Here are the results from the Jay's fur sale yesterday. A big thank you to everyone that helped out yesterday!










Emily


----------



## bigdaddyfischer (Jan 2, 2011)

Thank you Emily!


----------



## Diggdug (Sep 20, 2001)

So what are the results? I don't see anything! If it is an image could someone type it out so we can all see? Thanks!


----------



## FREEPOP (Apr 11, 2002)

Thank you Emily 



Ouch, those prices don't look good :sad:


----------



## Diggdug (Sep 20, 2001)

Again what are the prices? Some peoples firewalls will not allow the pictures to be viewed.


----------



## kingfisher 11 (Jan 26, 2000)

What does the term greased mean? I use to sell all my furs whole, not skinned. So all this terminology is Greek to me.


----------



## FREEPOP (Apr 11, 2002)

Greased is skinned, not fleshed or dried.


----------



## FREEPOP (Apr 11, 2002)

Diggdug said:


> Again what are the prices? Some peoples firewalls will not allow the pictures to be viewed.

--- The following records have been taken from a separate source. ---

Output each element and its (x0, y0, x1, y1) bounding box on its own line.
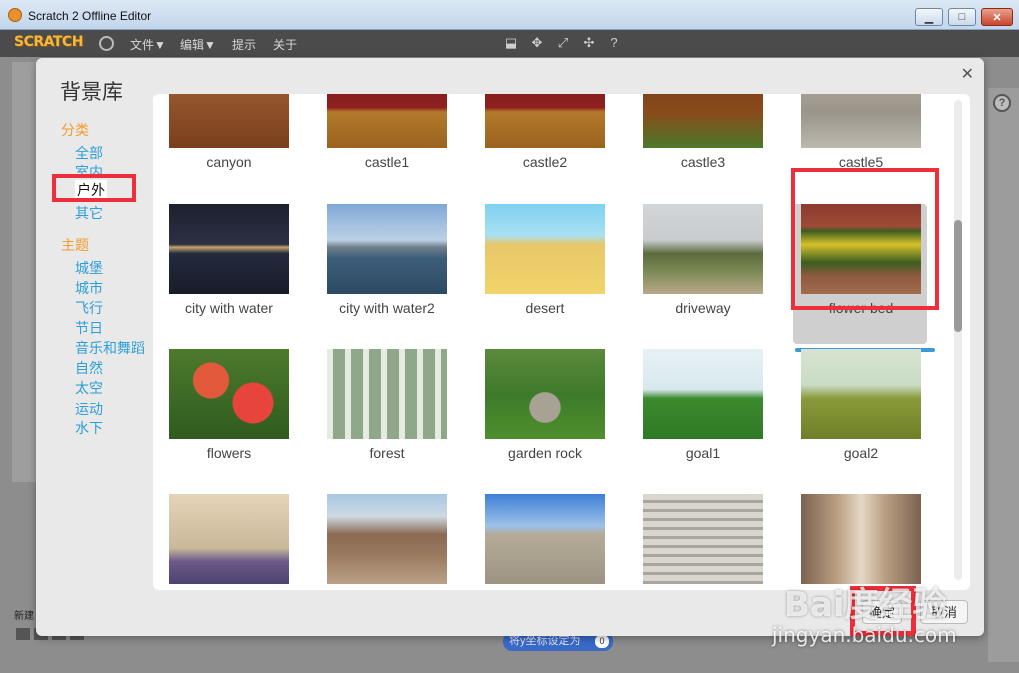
theme-nature[interactable]: 自然 (75, 358, 103, 378)
backdrop-thumbnail (327, 204, 447, 294)
dialog-title: 背景库 (60, 80, 123, 104)
highlight-ok-box (850, 586, 916, 636)
backdrop-thumbnail (485, 494, 605, 584)
backdrop-label: flowers (206, 445, 252, 461)
backdrop-item[interactable]: gravel desert (477, 494, 611, 590)
cut-icon[interactable]: ✥ (530, 36, 544, 50)
backdrop-item[interactable]: goal2 (793, 349, 927, 489)
language-globe-icon[interactable] (99, 36, 114, 51)
backdrop-thumbnail (327, 494, 447, 584)
backdrop-thumbnail (485, 94, 605, 148)
backdrop-label: garden rock (508, 445, 582, 461)
backdrop-item[interactable]: forest (319, 349, 453, 489)
theme-castle[interactable]: 城堡 (75, 258, 103, 278)
theme-city[interactable]: 城市 (75, 278, 103, 298)
menu-about[interactable]: 关于 (273, 36, 297, 53)
category-heading: 分类 (61, 122, 89, 138)
theme-space[interactable]: 太空 (75, 378, 103, 398)
backdrop-item[interactable]: hallway outdoors (793, 494, 927, 590)
backdrop-label: goal2 (843, 445, 879, 461)
backdrop-item[interactable]: driveway (635, 204, 769, 344)
scratch-cat-icon (8, 8, 22, 22)
backdrop-thumbnail (327, 349, 447, 439)
scratch-logo[interactable]: SCRATCH (14, 34, 83, 50)
category-other[interactable]: 其它 (75, 203, 103, 223)
shrink-icon[interactable]: ✣ (582, 36, 596, 50)
backdrop-item[interactable]: grand canyon (319, 494, 453, 590)
new-sprite-label: 新建 (14, 611, 34, 622)
backdrop-library-dialog: 背景库 ✕ 分类 全部 室内 户外 其它 主题 城堡 城市 飞行 节日 音乐和舞… (36, 58, 984, 636)
highlight-selected-box (791, 168, 939, 310)
help-icon[interactable]: ? (607, 36, 621, 50)
backdrop-label: castle2 (522, 154, 568, 170)
highlight-outdoors-box (52, 174, 136, 202)
menu-tips[interactable]: 提示 (232, 36, 256, 53)
theme-flying[interactable]: 飞行 (75, 298, 103, 318)
backdrop-label: city with water2 (339, 300, 435, 316)
backdrop-thumbnail (485, 204, 605, 294)
minimize-button[interactable]: ▁ (915, 8, 943, 26)
menu-file[interactable]: 文件▼ (130, 36, 166, 53)
backdrop-thumbnail (485, 349, 605, 439)
stamp-icon[interactable]: ⬓ (504, 36, 518, 50)
window-title: Scratch 2 Offline Editor (28, 9, 152, 23)
backdrop-thumbnail (169, 494, 289, 584)
backdrop-thumbnail (801, 494, 921, 584)
scratch-menubar: SCRATCH 文件▼ 编辑▼ 提示 关于 ⬓ ✥ ⤢ ✣ ? (0, 30, 1019, 57)
backdrop-item[interactable]: graffiti (161, 494, 295, 590)
backdrop-label: forest (369, 445, 405, 461)
backdrop-item[interactable]: castle3 (635, 94, 769, 198)
backdrop-label: city with water (185, 300, 273, 316)
window-close-button[interactable]: ✕ (981, 8, 1013, 26)
backdrop-label: goal1 (685, 445, 721, 461)
backdrop-item[interactable]: canyon (161, 94, 295, 198)
backdrop-thumbnail (169, 204, 289, 294)
backdrop-thumbnail (801, 349, 921, 439)
backdrop-item[interactable]: desert (477, 204, 611, 344)
backdrop-label: driveway (675, 300, 731, 316)
backdrop-thumbnail (169, 349, 289, 439)
block-text: 将y坐标设定为 (509, 635, 581, 647)
backdrop-item[interactable]: castle2 (477, 94, 611, 198)
window-titlebar: Scratch 2 Offline Editor ▁ □ ✕ (0, 0, 1019, 30)
theme-underwater[interactable]: 水下 (75, 418, 103, 438)
backdrop-item[interactable]: flowers (161, 349, 295, 489)
backdrop-item[interactable]: castle1 (319, 94, 453, 198)
theme-heading: 主题 (61, 237, 89, 253)
paint-new-sprite-icon[interactable] (16, 628, 30, 640)
dialog-close-icon[interactable]: ✕ (961, 64, 974, 84)
backdrop-thumbnail (169, 94, 289, 148)
menu-edit[interactable]: 编辑▼ (180, 36, 216, 53)
theme-holiday[interactable]: 节日 (75, 318, 103, 338)
backdrop-label: desert (525, 300, 565, 316)
backdrop-thumbnail (801, 94, 921, 148)
block-value[interactable]: 0 (595, 635, 609, 648)
backdrop-item[interactable]: city with water2 (319, 204, 453, 344)
backdrop-thumbnail (643, 494, 763, 584)
grow-icon[interactable]: ⤢ (556, 36, 570, 50)
scripts-panel-edge (988, 88, 1019, 662)
backdrop-thumbnail (643, 94, 763, 148)
grid-scrollbar-thumb[interactable] (954, 220, 962, 332)
stage-area (12, 62, 38, 482)
theme-music-dance[interactable]: 音乐和舞蹈 (75, 338, 145, 358)
category-all[interactable]: 全部 (75, 143, 103, 163)
backdrop-thumbnail (643, 349, 763, 439)
backdrop-label: canyon (206, 154, 252, 170)
backdrop-thumbnail (327, 94, 447, 148)
backdrop-label: castle3 (680, 154, 726, 170)
backdrop-item[interactable]: city with water (161, 204, 295, 344)
backdrop-item[interactable]: garden rock (477, 349, 611, 489)
backdrop-label: castle1 (364, 154, 410, 170)
backdrop-thumbnail (643, 204, 763, 294)
grid-scrollbar-track[interactable] (954, 100, 962, 580)
help-icon[interactable]: ? (993, 94, 1011, 112)
backdrop-item[interactable]: greek theater (635, 494, 769, 590)
cancel-button[interactable]: 取消 (920, 600, 968, 624)
backdrop-item[interactable]: goal1 (635, 349, 769, 489)
theme-sports[interactable]: 运动 (75, 399, 103, 419)
maximize-button[interactable]: □ (948, 8, 976, 26)
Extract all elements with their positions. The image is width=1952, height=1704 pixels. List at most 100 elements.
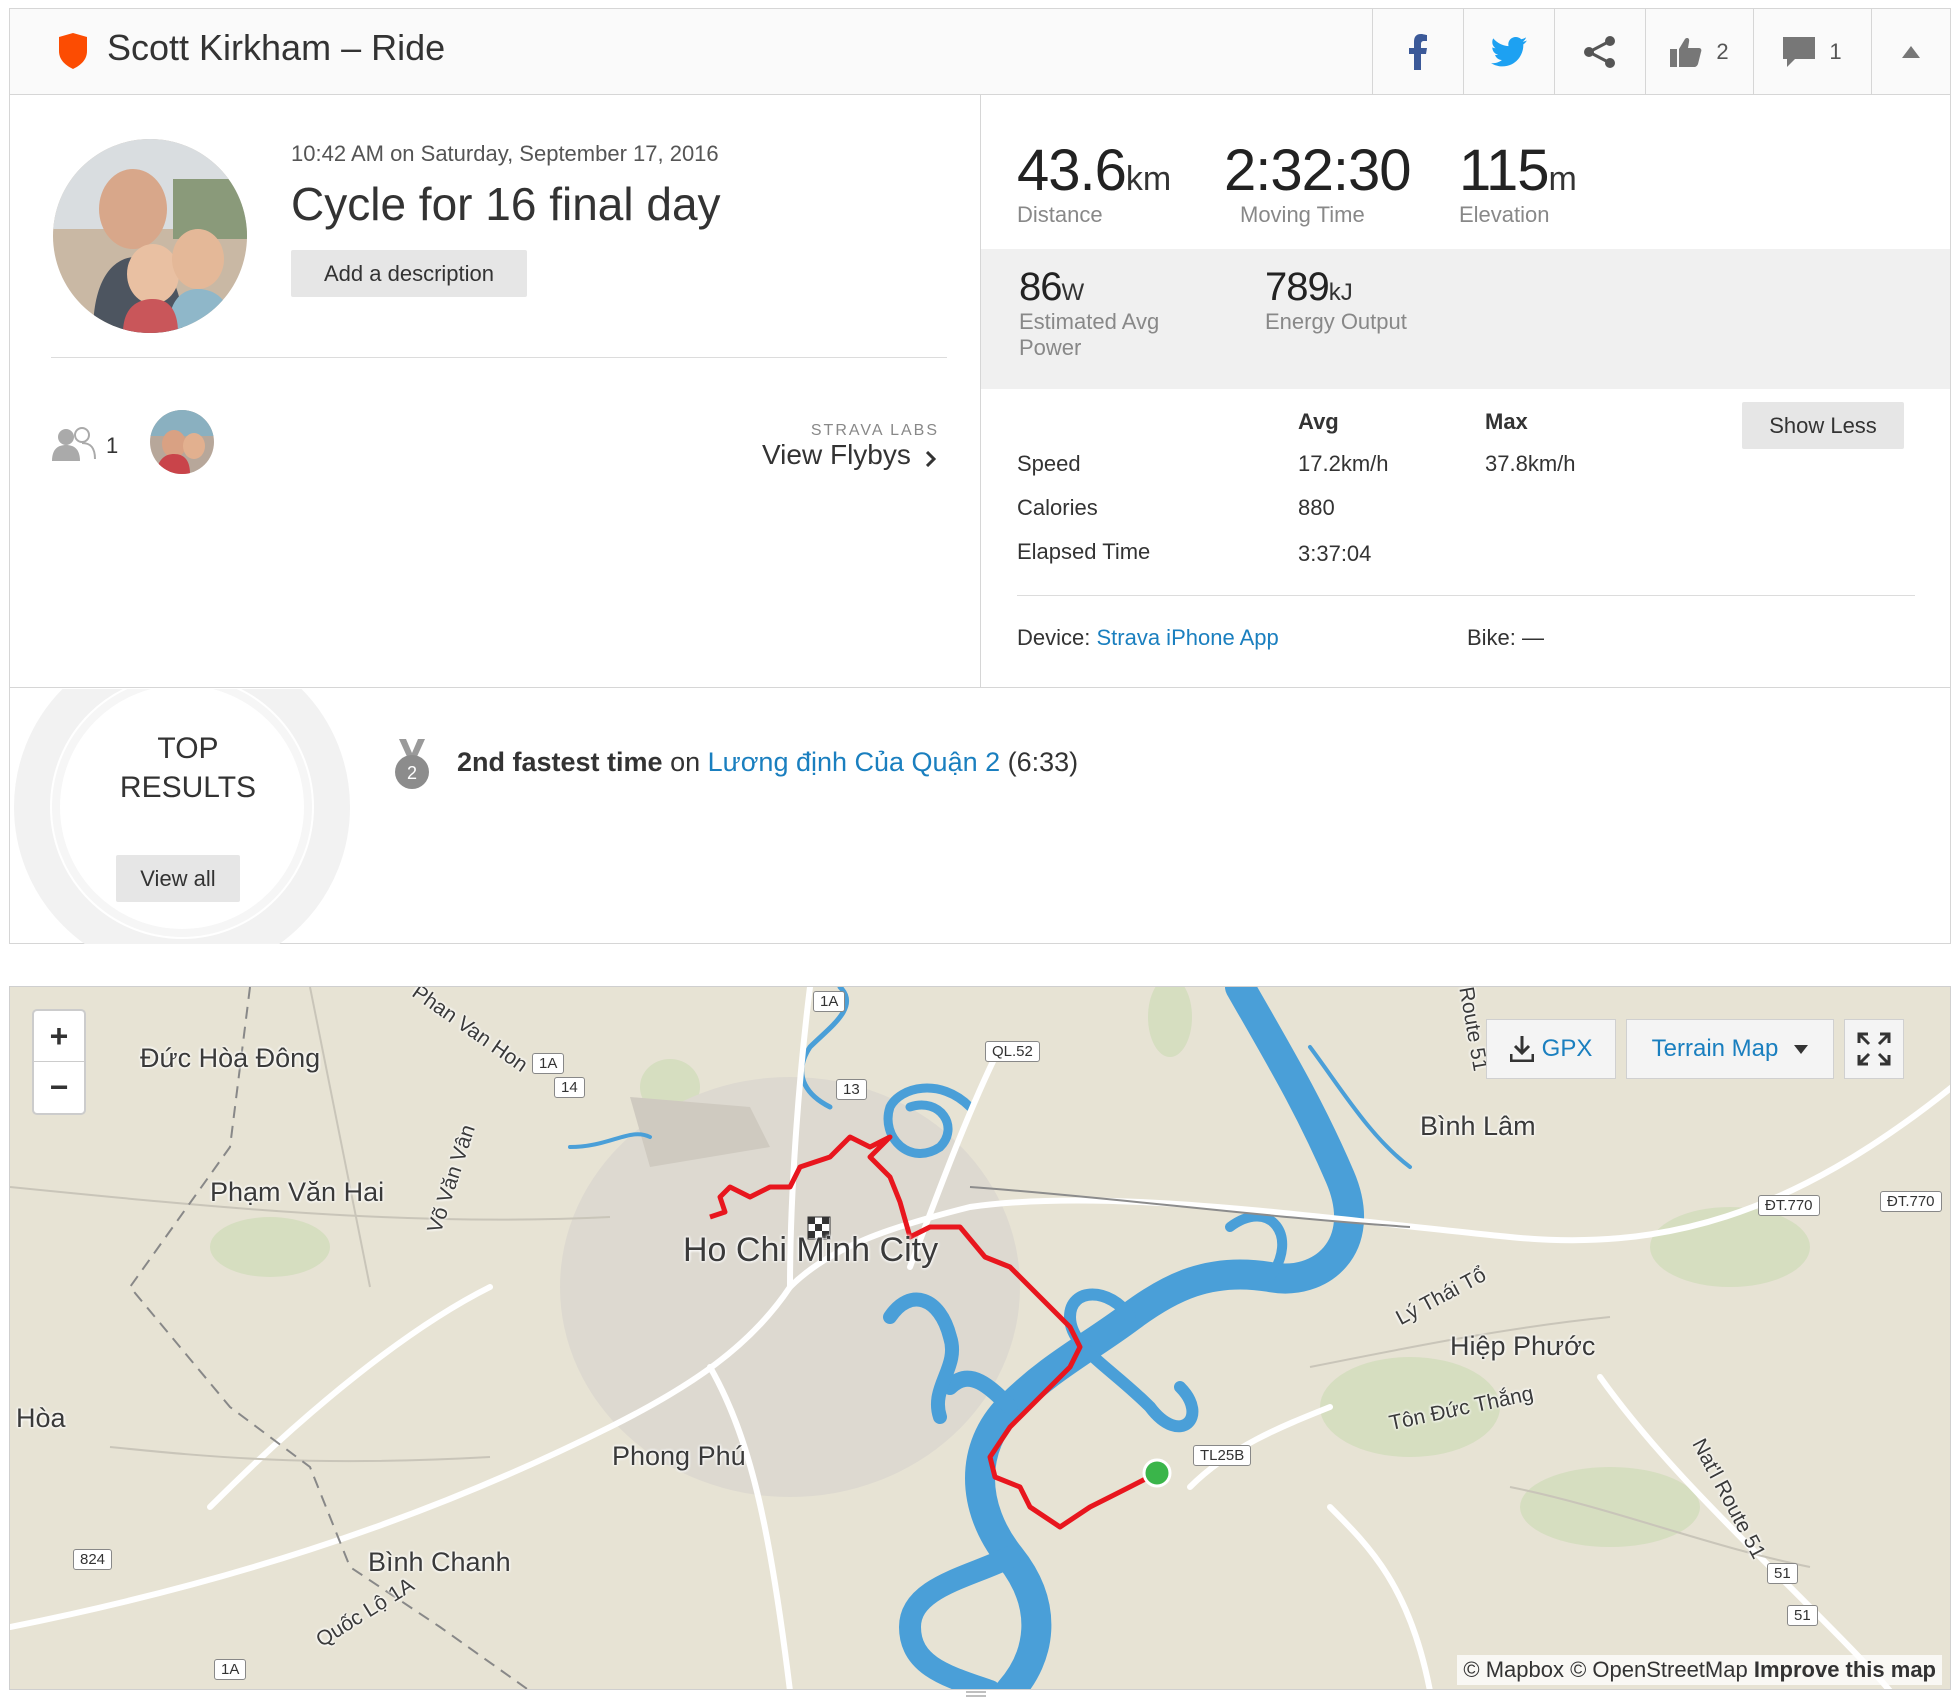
group-athlete-photo: [150, 410, 214, 474]
energy-unit: kJ: [1328, 279, 1353, 306]
collapse-button[interactable]: [1871, 9, 1950, 95]
chevron-right-icon: [926, 451, 936, 467]
segment-link[interactable]: Lương định Của Quận 2: [708, 747, 1000, 777]
group-athlete-count: 1: [106, 433, 119, 458]
strava-labs-label: STRAVA LABS: [810, 422, 939, 439]
shield-tl25b: TL25B: [1193, 1445, 1252, 1466]
energy-stat: 789kJ Energy Output: [1265, 265, 1407, 336]
zoom-out-button[interactable]: −: [34, 1062, 84, 1113]
shield-dt770-b: ĐT.770: [1880, 1191, 1942, 1212]
athlete-avatar[interactable]: [53, 139, 247, 333]
kudos-count: 2: [1716, 39, 1729, 64]
add-description-button[interactable]: Add a description: [291, 250, 527, 297]
power-unit: W: [1061, 279, 1085, 306]
place-binh-chanh: Bình Chanh: [368, 1547, 511, 1577]
bike-label: Bike:: [1467, 625, 1516, 650]
place-pham-van-hai: Phạm Văn Hai: [210, 1177, 385, 1207]
speed-max: 37.8km/h: [1485, 451, 1576, 476]
zoom-in-button[interactable]: +: [34, 1011, 84, 1062]
achievement-row: 2nd fastest time on Lương định Của Quận …: [457, 747, 1078, 778]
activity-date: 10:42 AM on Saturday, September 17, 2016: [291, 141, 719, 166]
comment-icon: [1783, 37, 1816, 67]
laurel-wreath-icon: [14, 689, 350, 944]
map-type-dropdown[interactable]: Terrain Map: [1626, 1019, 1834, 1079]
avg-header: Avg: [1298, 409, 1339, 434]
device-info: Device: Strava iPhone App: [1017, 625, 1279, 651]
comments-button[interactable]: 1: [1753, 9, 1871, 95]
download-icon: [1509, 1036, 1534, 1062]
shield-ql52: QL.52: [985, 1041, 1040, 1062]
view-flybys-link[interactable]: View Flybys: [762, 439, 911, 471]
zoom-control: + −: [32, 1009, 86, 1115]
power-stat: 86W Estimated Avg Power: [1019, 265, 1159, 362]
gpx-download-button[interactable]: GPX: [1486, 1019, 1616, 1079]
place-binh-lam: Bình Lâm: [1420, 1111, 1536, 1141]
shield-1a-mid: 1A: [532, 1053, 565, 1074]
bike-value: —: [1522, 625, 1545, 650]
achievement-rank: 2nd fastest time: [457, 747, 663, 777]
fullscreen-icon: [1857, 1032, 1891, 1066]
thumbs-up-icon: [1670, 38, 1702, 67]
route-start-marker[interactable]: [1142, 1458, 1172, 1488]
power-label-1: Estimated Avg: [1019, 309, 1160, 334]
map-tiles: [10, 987, 1950, 1689]
group-athletes-icon[interactable]: [52, 427, 96, 461]
improve-map-link[interactable]: Improve this map: [1754, 1657, 1936, 1682]
top-results-line-2: RESULTS: [119, 771, 257, 804]
group-athlete-avatar[interactable]: [150, 410, 214, 474]
distance-unit: km: [1125, 160, 1172, 198]
distance-value: 43.6: [1017, 138, 1127, 203]
place-duc-hoa-dong: Đức Hòa Đông: [140, 1043, 321, 1073]
elevation-stat: 115m Elevation: [1459, 137, 1577, 228]
elapsed-time-label: Elapsed Time: [1017, 539, 1151, 564]
elevation-value: 115: [1459, 138, 1549, 203]
shield-dt770: ĐT.770: [1758, 1195, 1820, 1216]
view-all-button[interactable]: View all: [116, 855, 240, 902]
energy-label: Energy Output: [1265, 309, 1407, 334]
place-phong-phu: Phong Phú: [612, 1441, 746, 1471]
elapsed-time-avg: 3:37:04: [1298, 541, 1372, 566]
athlete-photo: [53, 139, 247, 333]
activity-header: Scott Kirkham – Ride 2 1: [10, 9, 1950, 95]
shield-824: 824: [73, 1549, 113, 1570]
share-icon: [1584, 36, 1615, 68]
device-label: Device:: [1017, 625, 1091, 650]
show-less-button[interactable]: Show Less: [1742, 402, 1904, 449]
attribution-text[interactable]: © Mapbox © OpenStreetMap: [1463, 1657, 1747, 1682]
share-button[interactable]: [1554, 9, 1645, 95]
shield-1a-top: 1A: [813, 991, 846, 1012]
shield-51-b: 51: [1787, 1605, 1818, 1626]
bike-info: Bike: —: [1467, 625, 1544, 651]
fullscreen-button[interactable]: [1844, 1019, 1904, 1079]
resize-handle-icon[interactable]: [966, 1690, 986, 1700]
shield-13: 13: [836, 1079, 867, 1100]
kudos-button[interactable]: 2: [1645, 9, 1753, 95]
activity-name: Cycle for 16 final day: [291, 178, 721, 230]
shield-14: 14: [554, 1077, 585, 1098]
device-link[interactable]: Strava iPhone App: [1096, 625, 1278, 650]
map-type-label: Terrain Map: [1651, 1035, 1779, 1062]
divider: [51, 357, 947, 358]
achievement-time: (6:33): [1007, 747, 1079, 777]
activity-card: Scott Kirkham – Ride 2 1 10:42 AM on Sat…: [9, 8, 1951, 944]
shield-1a-bottom: 1A: [214, 1659, 247, 1680]
energy-value: 789: [1265, 265, 1330, 309]
twitter-share-button[interactable]: [1463, 9, 1554, 95]
elevation-unit: m: [1548, 160, 1577, 198]
caret-down-icon: [1794, 1044, 1809, 1054]
twitter-icon: [1491, 37, 1527, 67]
speed-avg: 17.2km/h: [1298, 451, 1389, 476]
top-results-line-1: TOP: [157, 732, 219, 765]
power-label-2: Power: [1019, 335, 1082, 360]
moving-time-value: 2:32:30: [1224, 138, 1412, 203]
place-hiep-phuoc: Hiệp Phước: [1450, 1331, 1596, 1361]
comments-count: 1: [1829, 39, 1842, 64]
gpx-label: GPX: [1541, 1035, 1593, 1062]
medal-rank: 2: [407, 763, 417, 783]
achievement-on: on: [670, 747, 701, 777]
facebook-share-button[interactable]: [1372, 9, 1463, 95]
top-results-title: TOP RESULTS: [93, 729, 283, 807]
elevation-label: Elevation: [1459, 202, 1550, 227]
facebook-icon: [1409, 34, 1427, 70]
route-map[interactable]: Đức Hòa Đông Phạm Văn Hai Hòa Ho Chi Min…: [9, 986, 1951, 1690]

It's just a picture, can you bypass your firewall by using your phone ?(remember to get off WI-FI)

or PM me your Email and I'll shoot it to you.


----------



## kingfisher 11 (Jan 26, 2000)

FREEPOP said:


> Greased is skinned, not fleshed or dried.


Thanks


----------



## FREEPOP (Apr 11, 2002)

kingfisher 11 said:


> Thanks


No problem, BTW on the carcass is also referred to as "In the Round"


----------